Emirates-based shipping companies, which were previously under the radar, are sparking interest among local analysts.

GULF NAV, listed on Dubai Financial Market in 2007, foundered in the early phase of the pandemic after disaster struck in September 2020 and its vessel Gulf Livestock 1 sank in a typhoon en route from New Zealand to China, with the loss of 41 crew as well as 6,000 cattle.

Within days, the company named a new chairman and board and set about restructuring.
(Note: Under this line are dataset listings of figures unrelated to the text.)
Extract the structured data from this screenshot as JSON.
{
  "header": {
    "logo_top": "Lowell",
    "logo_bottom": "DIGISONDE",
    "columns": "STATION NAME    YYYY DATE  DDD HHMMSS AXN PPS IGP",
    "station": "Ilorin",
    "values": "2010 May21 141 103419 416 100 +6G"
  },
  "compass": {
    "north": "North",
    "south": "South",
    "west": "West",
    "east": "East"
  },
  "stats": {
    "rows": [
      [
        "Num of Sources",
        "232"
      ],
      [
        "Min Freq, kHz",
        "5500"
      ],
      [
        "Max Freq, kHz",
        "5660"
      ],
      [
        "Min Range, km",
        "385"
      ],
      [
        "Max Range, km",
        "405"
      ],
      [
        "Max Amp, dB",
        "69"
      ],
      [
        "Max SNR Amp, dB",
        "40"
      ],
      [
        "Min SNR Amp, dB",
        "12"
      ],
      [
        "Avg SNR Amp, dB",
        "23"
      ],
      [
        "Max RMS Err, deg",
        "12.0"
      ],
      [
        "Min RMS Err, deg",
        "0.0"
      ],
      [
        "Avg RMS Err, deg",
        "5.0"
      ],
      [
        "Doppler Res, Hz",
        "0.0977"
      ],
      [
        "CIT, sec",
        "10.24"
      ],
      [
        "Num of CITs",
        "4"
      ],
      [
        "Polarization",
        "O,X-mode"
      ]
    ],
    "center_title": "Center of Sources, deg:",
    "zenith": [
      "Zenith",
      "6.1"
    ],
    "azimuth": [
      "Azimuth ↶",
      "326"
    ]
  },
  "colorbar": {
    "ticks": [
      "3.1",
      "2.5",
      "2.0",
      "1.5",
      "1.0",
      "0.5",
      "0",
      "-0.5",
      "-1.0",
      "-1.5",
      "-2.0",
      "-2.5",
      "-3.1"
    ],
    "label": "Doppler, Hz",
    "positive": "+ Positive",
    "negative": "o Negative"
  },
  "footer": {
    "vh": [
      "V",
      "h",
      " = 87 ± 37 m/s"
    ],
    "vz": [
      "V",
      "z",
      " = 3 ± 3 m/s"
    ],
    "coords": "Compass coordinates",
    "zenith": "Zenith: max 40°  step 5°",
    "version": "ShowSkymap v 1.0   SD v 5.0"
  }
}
It has frequently made headlines for acquisitions or attempted acquisitions and recently announced a deal with Wings Logistics Holding to use drone technology.     

Yusuf Mansawala, Chief Market Analyst for CPT Markets in Dubai, said GULF NAV’s net income was very negative during the initial COVID year, but the company recently issued a sukuk giving it access to fresh capital, and it became profitable in 2023 after more than 10 years of losses.

“The marine sector post-COVID has shown a significant improvement in terms of transportation of cargo, commodities and livestock,” he said.

In addition to the share price rise, GULF NAV’s net profit in 2022 Q3 was AED 1.9 million ($517,000), growing significantly to AED 35 million a year later.

Diversification

“The company has many different segments: marine transportation, oil transportation, chemical transportation, livestock, hazardous material transportation, hazardous, vessel shipping,” Mansawala said, explaining that the company can thus earn profits from multiple streams.

Citing continuous asset growth and reduced losses, he said, “Earlier in 2020, nobody was looking to invest, but gradually it has restructured, and trust is growing.”

Century’s Mehta said government authorities are interested in leveraging the sector, with the UAE’s location and broader access to both East and West boding well for shipping companies.

However, he sees Al Seer Marine, which is 75.9%-owned by Abu Dhabi holding company IHC and listed on the Abu Dhabi Securities Exchange (ADX), as the better play for the longer term.

It is also diversified, he said, encompassing a range of operations, including rental yachts, bigger ships and recently acquired new vessels carrying cargo across the entire Middle East and Red Sea routes.

Its share price rose consistently through most of 2023, though it did begin to fall marginally at the end of the year.

However, more corporate restructuring of the IHC group of companies could mean dilution of shares or follow-on offers for the shareholders, Mehta said.